To demonstrate that different catalytic rates of general neuraminidase for 2-3 vs 2-6 sialic acid linkages could be harnessed to distinguish linkage position, the experiment was repeated using general neuraminidase. The separation in trace A of Figure was obtained without enzyme, while the separation in trace B was obtained with a fixed enzyme zone of 4 μUnits/μL general neuraminidase. This resulted in complete cleavage of the 2-3 linked sialic acid. Triplicate runs with the fixed zone of general enzyme generated peaks that had a relative standard deviation in area of 10% and in time of 2%. No product peaks were generated that contained two sialic acids. The separation in trace C of Figure was obtained with a fixed zone of 2.4 mUnits/μL general neuraminidase, resulting in complete cleavage of sialic acid. The same sialic acid linkage composition obtained with specific enzyme was obtained using general enzyme by controlling the concentration of the general neuraminidase.

Figure 7

Electropherograms of 0.15 nM trisialylated triantennary complex N-glycan incubated in 2-3′,6′,8′,9′ neuraminidase to determine the 3′ versus 6′ sialic acid composition. The separation in trace A was obtained in the absence of enzyme. The separation in trace B was obtained using 4 μUnits/μL α2-3,6,8,9 neuraminidase suspended in phospholipid nanogel (loaded at 69 kPa for 21 s) and generated an electropherogram of N-glycan devoid of all 2-3 linked sialic acid. The fixed zone of 2.4 mUnits/μL α2-3,6,8,9 neuraminidase used in trace C (loaded at 69 kPa for 21 s) generated an electropherogram of N-glycan devoid of all sialic acid. The experimental conditions are the same as those used in Figure .

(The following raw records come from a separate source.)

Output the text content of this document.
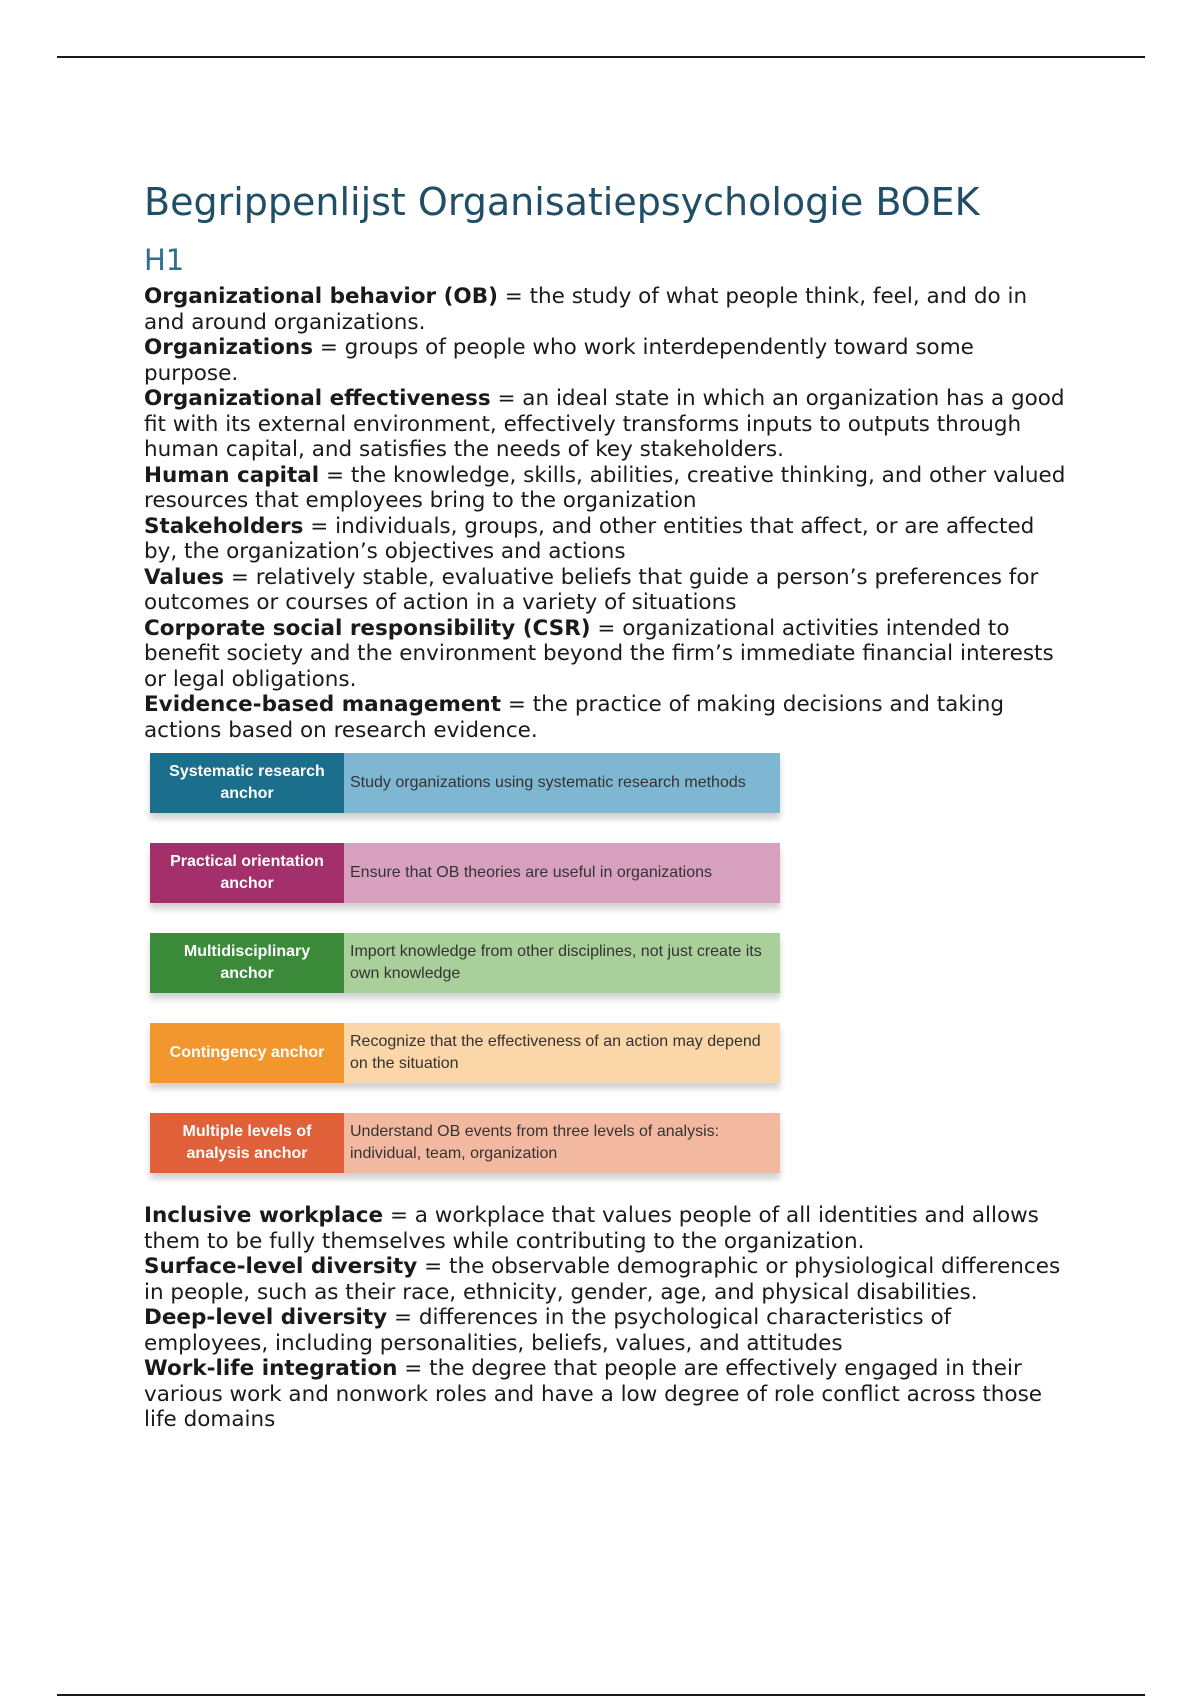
Begrippenlijst Organisatiepsychologie BOEK
H1

Organizational behavior (OB) = the study of what people think, feel, and do in and around organizations.

Organizations = groups of people who work interdependently toward some purpose.

Organizational effectiveness = an ideal state in which an organization has a good fit with its external environment, effectively transforms inputs to outputs through human capital, and satisfies the needs of key stakeholders.

Human capital = the knowledge, skills, abilities, creative thinking, and other valued resources that employees bring to the organization

Stakeholders = individuals, groups, and other entities that affect, or are affected by, the organization’s objectives and actions

Values = relatively stable, evaluative beliefs that guide a person’s preferences for outcomes or courses of action in a variety of situations

Corporate social responsibility (CSR) = organizational activities intended to benefit society and the environment beyond the firm’s immediate financial interests or legal obligations.

Evidence-based management = the practice of making decisions and taking actions based on research evidence.

Systematic research anchor
Study organizations using systematic research methods
Practical orientation anchor
Ensure that OB theories are useful in organizations
Multidisciplinary anchor
Import knowledge from other disciplines, not just create its own knowledge
Contingency anchor
Recognize that the effectiveness of an action may depend on the situation
Multiple levels of analysis anchor
Understand OB events from three levels of analysis: individual, team, organization

Inclusive workplace = a workplace that values people of all identities and allows them to be fully themselves while contributing to the organization.

Surface-level diversity = the observable demographic or physiological differences in people, such as their race, ethnicity, gender, age, and physical disabilities.

Deep-level diversity = differences in the psychological characteristics of employees, including personalities, beliefs, values, and attitudes

Work-life integration = the degree that people are effectively engaged in their various work and nonwork roles and have a low degree of role conflict across those life domains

Conclusions and Future Directions

Nanogels are a biocompatible separation additive. At a concentration of 150 μUnits/μL, enzyme reconstituted in aqueous electrolyte has a rate that is approximately half of what is obtained when it is reconstituted in nanogel made in the same aqueous solution. Furthermore, when the preparation does not contain nanogel, the activity decreases dramatically at an enzyme concentration of 150 μUnits/μL such that product was not detectable on the second day of measurement. In contrast, neuraminidase reconstituted in nanogel maintained a rate of 500 ± 40 μM lactose/min, as seen in the generation of product measured throughout a 30-day period. A single enzyme stock in nanogel is a cost-effective means to deliver the subnanoliter volumes required for the capillary method.

Nanogel preparations are inexpensive, costing $0.09 for 5 μL.[60,61] The nanogel enzyme analyses provide an inexpensive, rapid, and simple means to analyze and quantify the linkage composition of oligosaccharides and are an alternative technology to current methods that rely on derivatization or benchtop digestion. Although the specific enzyme provides greater confidence in the glycan linkage composition, the same information is achievable with the general enzyme that has preferential catalytic specificity for one substrate linkage over another, such as the α2-3,6,8,9 neuraminidase. This is particularly useful in cases where a specific enzyme is not readily available (e.g., α2-8 or α2-9 specific sialidases) or is prohibitively expensive. The method will be harnessed to determine the linkage composition in mixtures of complex N-glycans. Future efforts will also center on adapting the method for different enzymes.